Many people assumed that the impact of the planes caused the buildings to fall. In fact, it was the fires that brought down the World Trade Center. Fire, one of the world’s most ancient weapons, was used against our modern metropolis.
Leslie Robertson, the chief WTC engineer at the time of its construction, told journalists that he had considered the possibility of a Boeing 707, among the largest commercial aircraft at the time, hitting the building. However, he did not design for thousands of gallons of fuel being released into the building and the potential damage fire would cause. Such omission was another ex
ample of a failure of imagination.
The National Institute of Standards and Technology began its engineering investigation into the unprecedented collapses of the three WTC buildings around the same time as the 9/11 Commission.
I had many discussions with Dr. Shyam Sunder, the lead investigator for NIST, during the examination of the collapse of the Twin Towers. “The Towers withstood the impact,” he said, “and would have remained standing were it not for the dislodged insulation [fireproofing] and the subsequent multiple-floor fires.” Much of the jet fuel burned off on impact but ignited fires on multiple floors. The high-temperature fires weakened the columns that were not severed to the point of buckling, causing a progressive collapse.
In 2008, NIST finished its investigation of WTC-7, the forty-seven-story office building whose occupants had included the CIA, the Secret Service, and New York City’s Office of Emergency Management. I invited Dr. Sunder to brief me, Fire Commissioner Scoppetta, and Chief of Department Cassano on why WTC-7, which was not hit by a plane, collapsed at 5:20 p.m. that evening.

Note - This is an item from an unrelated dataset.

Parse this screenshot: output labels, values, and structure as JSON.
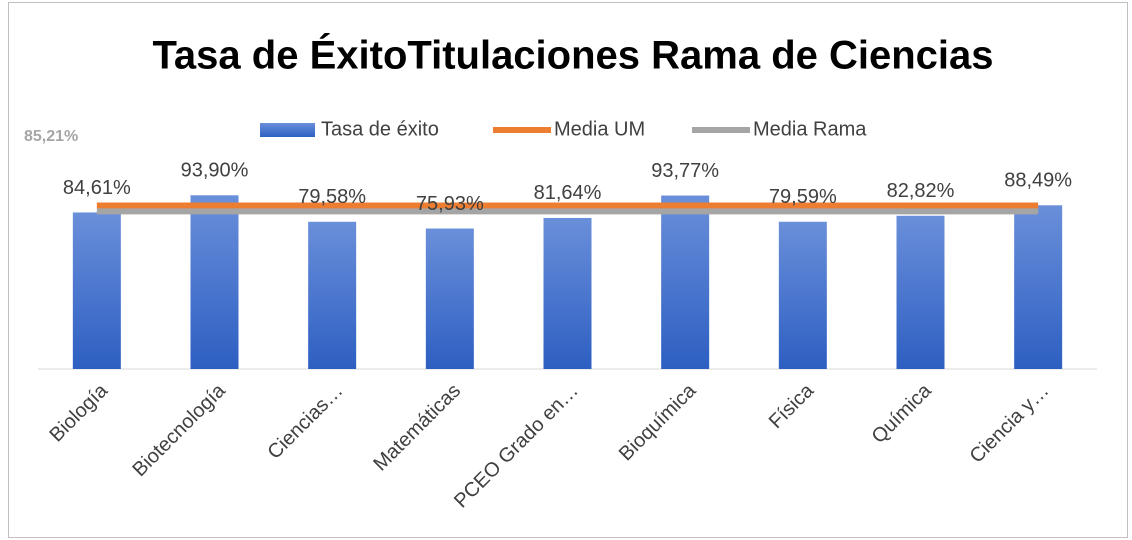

He explained that, when the North Tower collapsed, the debris started fires on multiple floors in WTC-7. Fueled by ordinary office furnishings, the fire quickly spread to numerous floors. As windows broke from the heat, fresh air rushed in and intensified the flames. Without water for the sprinkler system, we decided not to send firefighters into the building, and the fire raged out of control. Those elements, combined with fire-induced thermal expansion of steel girders and the particular building design, created a “perfect storm” that triggered the collapse.
Sunder dispelled conspiracy theories that had started to flourish by definitively stating that fire caused the collapse. This would make Osama bin Laden the world’s most wanted arsonist.